Posted: Mon Jul 16, 2007 10:11 pm
by lococobra
Unforunately, no :(

Using your function on my test string yields the following results:

Code: Select all

Array
(
    [php_pieces] => Array
        (
            [0] => <?php?>"html<?php"?><?"php?>html ?>
        )

    [html_pieces] => Array
        (
            [0] => html"
            [1] =>  end
        )

    [reassembled_page] => html"<?php?>"html<?php"?><?"php?>html ?> end
)
Which really... misses the majority of the trouble areas.

Posted: Mon Jul 16, 2007 10:19 pm
by Benjamin
Tweaking the regex a little bit yielded the following results..

Code: Select all

Array
(
    [php_pieces] => Array
        (
            [0] => <?php?>
            [1] => <?php"?>
            [2] => <?"php?>
        )

    [html_pieces] => Array
        (
            [0] => html"
            [1] => "html
            [2] => 
            [3] => html ?> end
        )

    [reassembled_page] => html"<?php?>"html<?php"?><?"php?>html ?> end
)
Your going to have to write a lexical parser if that function is not sufficient.

http://en.wikipedia.org/wiki/Lexical_analysis

Posted: Mon Jul 16, 2007 10:40 pm
by lococobra
Actually, I'm pretty sure it's possible with just regex.

The key is really a combination of a couple things...
• The first <? tag that's found is always valid
• All strings within php sections must be thrown out before continuing analysis.

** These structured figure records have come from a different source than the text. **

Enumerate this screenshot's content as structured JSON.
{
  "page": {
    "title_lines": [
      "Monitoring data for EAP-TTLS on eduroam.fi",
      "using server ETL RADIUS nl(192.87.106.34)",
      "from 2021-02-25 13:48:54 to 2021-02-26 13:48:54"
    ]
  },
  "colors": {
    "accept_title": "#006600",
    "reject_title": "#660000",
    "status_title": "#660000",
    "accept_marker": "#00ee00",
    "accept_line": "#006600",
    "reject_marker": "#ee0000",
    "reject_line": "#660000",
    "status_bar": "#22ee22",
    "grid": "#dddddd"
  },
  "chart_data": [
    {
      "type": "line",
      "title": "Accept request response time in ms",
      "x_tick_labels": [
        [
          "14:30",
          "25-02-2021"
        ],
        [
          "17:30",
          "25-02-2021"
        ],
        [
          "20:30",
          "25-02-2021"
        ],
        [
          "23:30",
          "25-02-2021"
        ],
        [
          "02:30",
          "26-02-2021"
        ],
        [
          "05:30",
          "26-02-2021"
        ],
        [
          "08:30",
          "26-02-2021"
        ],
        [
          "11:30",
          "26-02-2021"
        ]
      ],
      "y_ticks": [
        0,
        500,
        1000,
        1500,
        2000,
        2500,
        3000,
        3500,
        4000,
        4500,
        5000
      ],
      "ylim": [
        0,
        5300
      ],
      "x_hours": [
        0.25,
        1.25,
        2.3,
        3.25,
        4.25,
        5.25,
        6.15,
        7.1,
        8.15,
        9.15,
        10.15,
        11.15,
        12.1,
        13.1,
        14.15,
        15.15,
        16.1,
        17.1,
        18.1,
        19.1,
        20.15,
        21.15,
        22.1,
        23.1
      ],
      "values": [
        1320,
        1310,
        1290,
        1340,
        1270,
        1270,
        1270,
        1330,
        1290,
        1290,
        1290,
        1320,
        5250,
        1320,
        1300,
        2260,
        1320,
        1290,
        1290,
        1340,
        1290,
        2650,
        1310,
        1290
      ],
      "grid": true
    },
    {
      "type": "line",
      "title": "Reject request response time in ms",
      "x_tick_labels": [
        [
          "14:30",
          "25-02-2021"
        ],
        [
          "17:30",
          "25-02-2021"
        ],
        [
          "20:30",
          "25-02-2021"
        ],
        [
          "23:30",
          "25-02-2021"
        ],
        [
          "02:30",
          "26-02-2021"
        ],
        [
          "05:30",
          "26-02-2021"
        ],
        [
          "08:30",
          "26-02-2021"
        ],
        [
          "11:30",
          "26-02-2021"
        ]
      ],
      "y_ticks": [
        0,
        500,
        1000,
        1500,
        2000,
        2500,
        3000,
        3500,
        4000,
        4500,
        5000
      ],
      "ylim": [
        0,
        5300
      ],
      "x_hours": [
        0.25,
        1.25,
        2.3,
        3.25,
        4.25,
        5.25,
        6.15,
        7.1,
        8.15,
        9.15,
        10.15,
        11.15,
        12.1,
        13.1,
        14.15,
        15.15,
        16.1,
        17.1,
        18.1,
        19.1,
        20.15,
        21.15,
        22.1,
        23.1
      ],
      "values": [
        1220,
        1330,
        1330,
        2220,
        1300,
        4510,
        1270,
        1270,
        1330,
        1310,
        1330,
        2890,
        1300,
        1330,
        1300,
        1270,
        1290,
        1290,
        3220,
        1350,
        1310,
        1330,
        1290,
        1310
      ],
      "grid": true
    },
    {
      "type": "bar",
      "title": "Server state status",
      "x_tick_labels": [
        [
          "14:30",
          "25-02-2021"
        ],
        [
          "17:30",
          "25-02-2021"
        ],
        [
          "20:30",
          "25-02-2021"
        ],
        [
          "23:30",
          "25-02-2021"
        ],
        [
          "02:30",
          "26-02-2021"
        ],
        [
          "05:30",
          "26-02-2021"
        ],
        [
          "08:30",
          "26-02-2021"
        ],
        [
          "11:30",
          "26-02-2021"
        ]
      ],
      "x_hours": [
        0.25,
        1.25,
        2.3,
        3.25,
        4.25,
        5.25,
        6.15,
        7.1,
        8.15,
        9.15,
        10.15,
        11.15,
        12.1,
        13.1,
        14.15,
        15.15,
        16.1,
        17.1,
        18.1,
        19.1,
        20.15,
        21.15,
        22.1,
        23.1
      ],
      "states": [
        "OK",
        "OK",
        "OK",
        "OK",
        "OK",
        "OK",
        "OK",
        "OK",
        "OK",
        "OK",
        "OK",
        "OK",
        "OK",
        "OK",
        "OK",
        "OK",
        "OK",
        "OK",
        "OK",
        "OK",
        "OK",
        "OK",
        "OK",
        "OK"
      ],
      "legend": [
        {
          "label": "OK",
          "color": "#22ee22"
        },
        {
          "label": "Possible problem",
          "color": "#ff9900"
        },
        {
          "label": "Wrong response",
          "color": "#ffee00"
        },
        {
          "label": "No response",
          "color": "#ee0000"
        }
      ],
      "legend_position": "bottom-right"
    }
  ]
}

So the process goes something like this:
1. Find first <? tag
2. Find whichever comes first, " or ' or ?>
3. If the result from step 3 was a string, do not allow processing of this string.
4. If the result from step 3 was a closing php tag, consider this a section to be parsed, next section is considered html.
5. Start from step 1 until there are no more php start tags to be found.

I started writing something that did that, but I can't seem to pull it all together.

EDIT:

Even with the tweaks, the php part was still not correct. Should be:

Code: Select all

[php_pieces] => Array
        (
            [0] => <?php?>
            [1] => <?php"?><?"php?>
        )

Posted: Mon Jul 16, 2007 11:13 pm
by feyd
lococobra, you have a private message that needs to be read.